BATNA — best alternative to a negotiated agreement — is the leverage you hold when a hiring manager says the role is on hold or the budget is constrained. You now have public, named data points: IBM announced in February 2026 it was tripling US entry-level hiring; Salesforce publicly committed to a 1,000-new-graduate cohort. You do not need to deliver this aggressively. The line: ‘I have seen some employers move back into entry-level hiring quite aggressively right now — IBM and Salesforce have both made significant public commitments. I would genuinely like to understand what is driving your current position, because I am evaluating a few opportunities simultaneously.’ That sentence names your alternatives, signals you are informed about the market, and invites a real strategic conversation rather than a form rejection. The market rewards people who know what the market is actually doing.
Frequently Asked Questions
How does AI impact entry-level hiring and job opportunities as of mid-2026?
As of June 22, 2026, the impact is measurable and sector-specific. US entry-level job postings fell 35% over the prior 18 months, according to World Economic Forum data from March 2026, driven by AI automating structured, repeatable tasks. PwC's 2026 Global AI Jobs Barometer — which analyzed over one billion job postings across 27 countries and territories — found that roles redesigned around AI oversight are growing at twice the rate of roles simplified by AI, with 42% faster wage growth since 2021. The market has not disappeared; it has contracted, split by sector, and shifted skill requirements sharply upward for the positions that remain.
Is AI closing the door on entry-level job opportunities permanently?

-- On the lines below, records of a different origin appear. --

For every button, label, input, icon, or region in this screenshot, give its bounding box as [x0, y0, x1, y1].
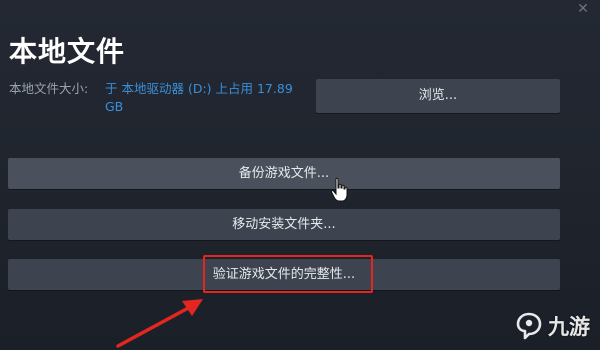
- jiuyou-logo-icon: [516, 312, 542, 340]
- watermark-text: 九游: [548, 315, 590, 339]
- backup-game-files-button[interactable]: 备份游戏文件...: [8, 158, 560, 189]
- disk-usage-value: 于 本地驱动器 (D:) 上占用 17.89 GB: [105, 81, 293, 114]
- page-title: 本地文件: [9, 35, 126, 68]
- disk-usage-label: 本地文件大小:: [9, 81, 89, 96]
- browse-button[interactable]: 浏览...: [316, 79, 560, 113]
- local-files-window: ✕ 本地文件 本地文件大小: 于 本地驱动器 (D:) 上占用 17.89 GB…: [0, 0, 600, 350]
- verify-integrity-button[interactable]: 验证游戏文件的完整性...: [8, 259, 560, 290]
- watermark: 九游: [514, 306, 590, 346]
- move-install-folder-button[interactable]: 移动安装文件夹...: [8, 209, 560, 240]
- close-icon[interactable]: ✕: [574, 0, 592, 18]
- hand-cursor-icon: [330, 177, 348, 202]
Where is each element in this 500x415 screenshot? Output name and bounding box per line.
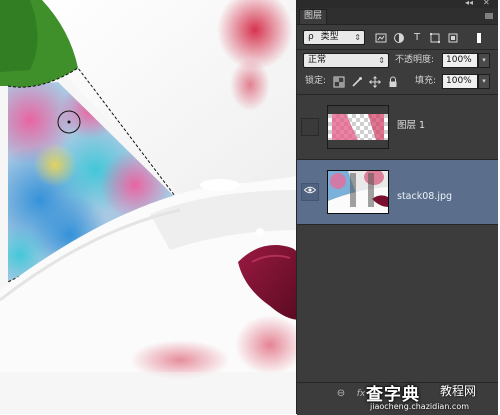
adjustment-filter-icon[interactable] — [393, 32, 405, 44]
link-icon[interactable]: ⊖ — [335, 388, 347, 400]
search-icon: ρ — [308, 32, 314, 42]
filter-toggle-icon[interactable] — [473, 32, 485, 44]
layer-row[interactable]: 图层 1 — [297, 95, 498, 160]
document-canvas[interactable] — [0, 0, 300, 414]
collapse-panel-icon[interactable]: ◂◂ — [465, 0, 473, 8]
type-filter-icon[interactable]: T — [411, 32, 423, 44]
opacity-slider-toggle[interactable]: ▾ — [478, 53, 490, 68]
layer-thumbnail — [327, 170, 389, 214]
smart-object-filter-icon[interactable] — [447, 32, 459, 44]
canvas-image — [0, 0, 300, 414]
watermark-site: 教程网 — [440, 384, 477, 398]
fill-slider-toggle[interactable]: ▾ — [478, 74, 490, 89]
layer-thumbnail — [327, 105, 389, 149]
lock-pixels-icon[interactable] — [351, 76, 363, 88]
panel-title-bar: ◂◂ ✕ — [297, 0, 498, 8]
layer-name[interactable]: 图层 1 — [397, 119, 425, 133]
fill-input[interactable]: 100% — [442, 74, 478, 89]
opacity-input[interactable]: 100% — [442, 53, 478, 68]
panel-tab-bar: 图层 — [297, 8, 498, 25]
filter-kind-label: 类型 — [320, 32, 339, 42]
layers-panel: ◂◂ ✕ 图层 ρ 类型 ⇕ T 正常 ⇕ 不透明度: 100% ▾ 锁定: 填… — [296, 0, 498, 415]
chevron-down-icon: ⇕ — [354, 33, 361, 42]
panel-menu-icon[interactable] — [484, 11, 494, 21]
layer-list-empty-area — [297, 226, 498, 382]
layer-name[interactable]: stack08.jpg — [397, 190, 452, 204]
pixel-filter-icon[interactable] — [375, 32, 387, 44]
blend-mode-dropdown[interactable]: 正常 ⇕ — [303, 53, 389, 68]
shape-filter-icon[interactable] — [429, 32, 441, 44]
watermark: 查字典 教程网 jiaocheng.chazidian.com — [366, 380, 500, 414]
fill-label: 填充: — [415, 76, 437, 86]
layer-row-selected[interactable]: stack08.jpg — [297, 160, 498, 225]
filter-kind-dropdown[interactable]: ρ 类型 ⇕ — [303, 30, 365, 45]
divider — [297, 49, 498, 50]
layer-filter-row: ρ 类型 ⇕ T — [297, 28, 498, 48]
tab-layers[interactable]: 图层 — [299, 9, 327, 24]
chevron-down-icon: ⇕ — [378, 56, 385, 65]
eye-icon[interactable] — [301, 183, 319, 201]
visibility-toggle[interactable] — [301, 118, 319, 136]
blend-opacity-row: 正常 ⇕ 不透明度: 100% ▾ — [297, 51, 498, 71]
watermark-url: jiaocheng.chazidian.com — [370, 402, 470, 411]
lock-transparent-icon[interactable] — [333, 76, 345, 88]
lock-label: 锁定: — [305, 76, 327, 86]
close-panel-icon[interactable]: ✕ — [483, 0, 490, 8]
blend-mode-value: 正常 — [308, 55, 327, 65]
lock-fill-row: 锁定: 填充: 100% ▾ — [297, 72, 498, 92]
opacity-label: 不透明度: — [395, 55, 435, 65]
lock-position-icon[interactable] — [369, 76, 381, 88]
lock-all-icon[interactable] — [387, 76, 399, 88]
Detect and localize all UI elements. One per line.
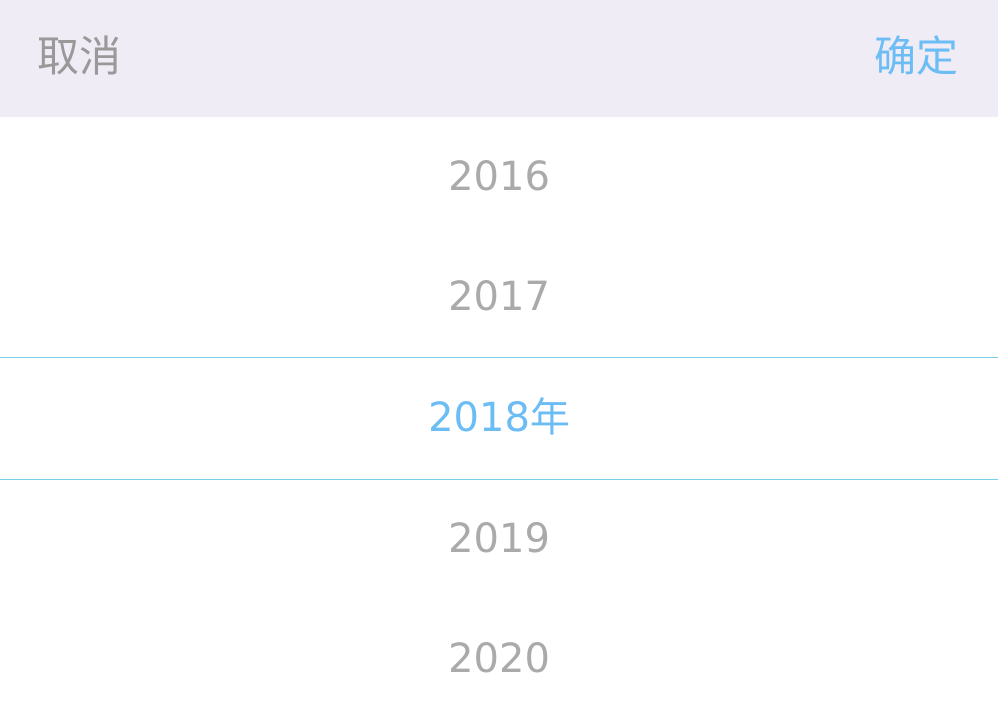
year-option[interactable]: 2017	[0, 237, 998, 357]
year-option[interactable]: 2020	[0, 599, 998, 719]
year-wheel[interactable]: 2016 2017 2018年 2019 2020	[0, 117, 998, 720]
year-option-selected[interactable]: 2018年	[0, 358, 998, 478]
year-option-label: 2020	[448, 636, 550, 682]
year-option-label: 2016	[448, 154, 550, 200]
selected-year-label: 2018	[428, 395, 530, 441]
year-option-label: 2017	[448, 274, 550, 320]
picker-toolbar: 取消 确定	[0, 0, 998, 117]
year-option[interactable]: 2016	[0, 117, 998, 237]
year-option-label: 2019	[448, 516, 550, 562]
cancel-button[interactable]: 取消	[37, 0, 121, 117]
year-option[interactable]: 2019	[0, 479, 998, 599]
year-unit-label: 年	[529, 395, 570, 441]
confirm-button[interactable]: 确定	[874, 0, 958, 117]
year-picker: 取消 确定 2016 2017 2018年 2019 2020	[0, 0, 998, 720]
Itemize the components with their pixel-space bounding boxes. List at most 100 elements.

Not permanently, but the door is narrower and in a different location than it was three years ago. Entry-level roles in AI-exposed sectors that survived grew 35% since 2019 — but they now require skills previously associated with mid-career benchmarks. IBM's February 2026 announcement to triple US entry-level hiring and Salesforce's 1,000-new-graduate commitment demonstrate that major employers are not uniformly retreating. The NACE Job Outlook 2026 Spring Update also projects a 5.6% increase in college graduate hiring for the Class of 2026 across all sectors. The contraction risk is concentrated in tech-adjacent roles at companies deploying AI at scale; the opportunity is concentrated in AI governance, oversight, and integration roles that depend on human judgment AI cannot yet replicate reliably.
How can entry-level workers compete with AI in their job search right now?
The most direct answer is to stop competing with AI on tasks it handles well and position explicitly around the work it cannot. AI reliably handles structured, repeatable output. It handles ambiguous judgment calls, stakeholder negotiation, and exception-based decision-making poorly — and those are exactly the capabilities the surviving “seniorised” entry-level roles are built around. Apply to roles that list those requirements, even when they look intimidatingly senior. Build one portfolio piece that demonstrates a judgment-based decision under real constraints. And use the employer divergence as active leverage: IBM and Salesforce are publicly hiring new graduates as of early 2026, which means credible alternatives exist and can be named in any conversation about a delayed or frozen opportunity.
Disclaimer: This article is for informational and educational purposes only and does not constitute financial, legal, or career advice. All data cited reflects publicly available sources and should be independently verified before making career or financial planning decisions. Research based on publicly available sources current as of June 22, 2026.